Costs associated with states adhering to Federal Drug Administration guidelines around drug safety are also likely to offset any potential savings to consumers.
"There is a very complex system around drug safety. It is not something to be blown off. It's really complicated, and it's interesting that the bill didn't even acknowledge that," Hirsch of Good RX said.
In other words, consumers shouldn't expect to go to the pharmacy and see lower prices anytime soon.
"This is not something the administration can reasonably point to and say by the 2020 elections patients will be able to obtain cheaper drugs through this program. That is not the timeline this is happening on," Sachs said.
It wouldn't lower the price of insulin
The U.S. prohibits biologic drugs, including insulin, from being imported, meaning that the proposal would not result in savings for diabetic patients who depend on the drug to maintain their blood sugar levels.

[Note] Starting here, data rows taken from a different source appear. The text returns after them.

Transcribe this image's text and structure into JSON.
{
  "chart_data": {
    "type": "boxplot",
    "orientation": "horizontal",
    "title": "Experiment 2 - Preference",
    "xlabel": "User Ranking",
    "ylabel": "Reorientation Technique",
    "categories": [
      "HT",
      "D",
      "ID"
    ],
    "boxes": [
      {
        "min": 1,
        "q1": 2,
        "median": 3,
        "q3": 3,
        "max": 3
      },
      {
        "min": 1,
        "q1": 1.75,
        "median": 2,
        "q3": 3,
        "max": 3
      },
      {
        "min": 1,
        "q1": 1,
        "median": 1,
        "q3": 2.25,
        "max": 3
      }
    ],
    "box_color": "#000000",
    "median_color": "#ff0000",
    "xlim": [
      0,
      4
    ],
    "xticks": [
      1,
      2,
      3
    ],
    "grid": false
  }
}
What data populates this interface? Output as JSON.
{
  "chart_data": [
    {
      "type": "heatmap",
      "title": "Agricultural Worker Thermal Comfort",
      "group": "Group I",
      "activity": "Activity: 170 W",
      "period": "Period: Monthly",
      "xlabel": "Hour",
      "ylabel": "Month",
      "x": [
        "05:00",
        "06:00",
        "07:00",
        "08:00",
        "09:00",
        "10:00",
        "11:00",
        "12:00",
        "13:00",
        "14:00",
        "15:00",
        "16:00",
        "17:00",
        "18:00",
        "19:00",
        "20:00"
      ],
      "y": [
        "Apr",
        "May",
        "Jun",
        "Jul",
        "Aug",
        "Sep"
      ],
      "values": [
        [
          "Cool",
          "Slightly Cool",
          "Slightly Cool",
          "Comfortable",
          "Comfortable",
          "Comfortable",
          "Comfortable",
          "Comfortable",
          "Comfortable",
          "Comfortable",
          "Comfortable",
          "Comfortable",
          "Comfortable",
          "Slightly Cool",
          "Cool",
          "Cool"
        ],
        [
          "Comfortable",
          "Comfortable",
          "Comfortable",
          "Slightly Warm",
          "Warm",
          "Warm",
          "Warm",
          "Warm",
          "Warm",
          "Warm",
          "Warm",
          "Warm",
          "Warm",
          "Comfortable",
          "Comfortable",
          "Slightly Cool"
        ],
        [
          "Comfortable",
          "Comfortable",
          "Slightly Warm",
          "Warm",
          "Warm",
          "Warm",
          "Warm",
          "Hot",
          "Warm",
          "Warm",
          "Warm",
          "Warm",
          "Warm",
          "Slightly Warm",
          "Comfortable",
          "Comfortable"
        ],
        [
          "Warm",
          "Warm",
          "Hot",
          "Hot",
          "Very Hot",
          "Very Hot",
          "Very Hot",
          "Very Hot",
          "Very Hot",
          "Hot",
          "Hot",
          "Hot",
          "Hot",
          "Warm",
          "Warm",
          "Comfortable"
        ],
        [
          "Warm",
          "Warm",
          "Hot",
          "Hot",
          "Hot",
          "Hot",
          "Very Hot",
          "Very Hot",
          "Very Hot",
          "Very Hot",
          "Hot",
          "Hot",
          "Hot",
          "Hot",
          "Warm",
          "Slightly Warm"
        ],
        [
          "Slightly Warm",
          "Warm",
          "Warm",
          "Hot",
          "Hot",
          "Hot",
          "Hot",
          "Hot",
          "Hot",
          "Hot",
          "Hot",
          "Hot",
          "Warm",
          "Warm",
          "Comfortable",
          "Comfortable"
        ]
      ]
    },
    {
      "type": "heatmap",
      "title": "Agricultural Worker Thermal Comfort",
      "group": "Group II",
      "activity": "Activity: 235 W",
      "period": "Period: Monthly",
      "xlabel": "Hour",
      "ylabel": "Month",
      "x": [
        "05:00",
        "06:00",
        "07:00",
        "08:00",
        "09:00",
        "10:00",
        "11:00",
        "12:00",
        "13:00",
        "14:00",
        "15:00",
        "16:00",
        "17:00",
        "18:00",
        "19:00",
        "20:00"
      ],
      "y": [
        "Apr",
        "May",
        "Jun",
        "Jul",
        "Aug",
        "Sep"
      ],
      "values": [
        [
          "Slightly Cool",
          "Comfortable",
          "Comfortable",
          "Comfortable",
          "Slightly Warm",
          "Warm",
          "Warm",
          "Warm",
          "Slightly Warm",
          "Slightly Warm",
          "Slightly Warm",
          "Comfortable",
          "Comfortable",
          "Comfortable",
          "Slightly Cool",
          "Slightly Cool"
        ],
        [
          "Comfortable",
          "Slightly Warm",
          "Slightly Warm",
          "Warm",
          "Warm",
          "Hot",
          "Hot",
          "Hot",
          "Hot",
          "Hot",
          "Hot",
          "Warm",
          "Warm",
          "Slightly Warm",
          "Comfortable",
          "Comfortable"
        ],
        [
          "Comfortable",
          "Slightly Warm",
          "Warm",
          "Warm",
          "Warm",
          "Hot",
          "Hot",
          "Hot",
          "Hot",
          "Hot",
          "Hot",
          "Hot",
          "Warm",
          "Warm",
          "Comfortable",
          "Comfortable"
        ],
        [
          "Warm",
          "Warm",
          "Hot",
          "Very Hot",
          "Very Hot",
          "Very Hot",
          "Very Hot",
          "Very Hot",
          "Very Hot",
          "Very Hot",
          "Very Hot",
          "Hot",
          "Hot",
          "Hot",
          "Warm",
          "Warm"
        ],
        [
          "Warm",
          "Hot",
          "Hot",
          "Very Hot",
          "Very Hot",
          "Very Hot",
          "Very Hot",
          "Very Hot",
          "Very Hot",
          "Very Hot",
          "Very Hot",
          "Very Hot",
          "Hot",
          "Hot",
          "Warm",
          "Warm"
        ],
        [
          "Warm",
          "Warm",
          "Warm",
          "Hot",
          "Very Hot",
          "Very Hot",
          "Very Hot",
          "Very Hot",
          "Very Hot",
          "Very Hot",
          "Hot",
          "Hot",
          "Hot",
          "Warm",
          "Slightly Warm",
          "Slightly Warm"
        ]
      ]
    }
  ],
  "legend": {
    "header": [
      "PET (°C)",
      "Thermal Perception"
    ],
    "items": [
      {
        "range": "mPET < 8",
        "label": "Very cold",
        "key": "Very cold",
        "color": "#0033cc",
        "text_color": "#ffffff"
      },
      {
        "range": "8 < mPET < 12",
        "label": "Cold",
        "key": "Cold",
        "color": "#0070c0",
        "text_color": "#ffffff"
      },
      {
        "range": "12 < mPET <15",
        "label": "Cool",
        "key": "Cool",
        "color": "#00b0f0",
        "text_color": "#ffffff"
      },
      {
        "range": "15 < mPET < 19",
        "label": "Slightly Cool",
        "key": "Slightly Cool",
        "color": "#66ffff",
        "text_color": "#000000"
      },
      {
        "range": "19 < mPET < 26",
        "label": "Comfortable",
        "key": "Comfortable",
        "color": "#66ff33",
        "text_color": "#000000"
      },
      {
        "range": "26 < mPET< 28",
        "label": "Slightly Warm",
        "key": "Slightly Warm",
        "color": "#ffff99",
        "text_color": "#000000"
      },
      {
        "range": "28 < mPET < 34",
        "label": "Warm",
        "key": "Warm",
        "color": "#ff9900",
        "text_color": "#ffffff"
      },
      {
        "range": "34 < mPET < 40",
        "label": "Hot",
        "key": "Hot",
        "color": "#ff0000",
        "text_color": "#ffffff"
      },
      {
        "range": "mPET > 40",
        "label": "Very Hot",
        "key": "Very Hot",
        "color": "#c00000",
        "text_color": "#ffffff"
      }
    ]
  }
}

Generic versions of name brand drugs — on which many Americans rely — would not qualify either.
Roughly 90% of the 4 billion prescriptions filled annually in the U.S. are for generic drugs, according to Good RX. "So immediately, 90% of the audience is not seeing savings. This is not a panacea for the cost of health care in this country," Hirsch said.
Megan O'Reilly, VP of AARP Government Affairs, Federal Health and Family acknowledged the exclusions but suggested that importing drugs from Canada "could produce real savings for older Americans who take certain drugs."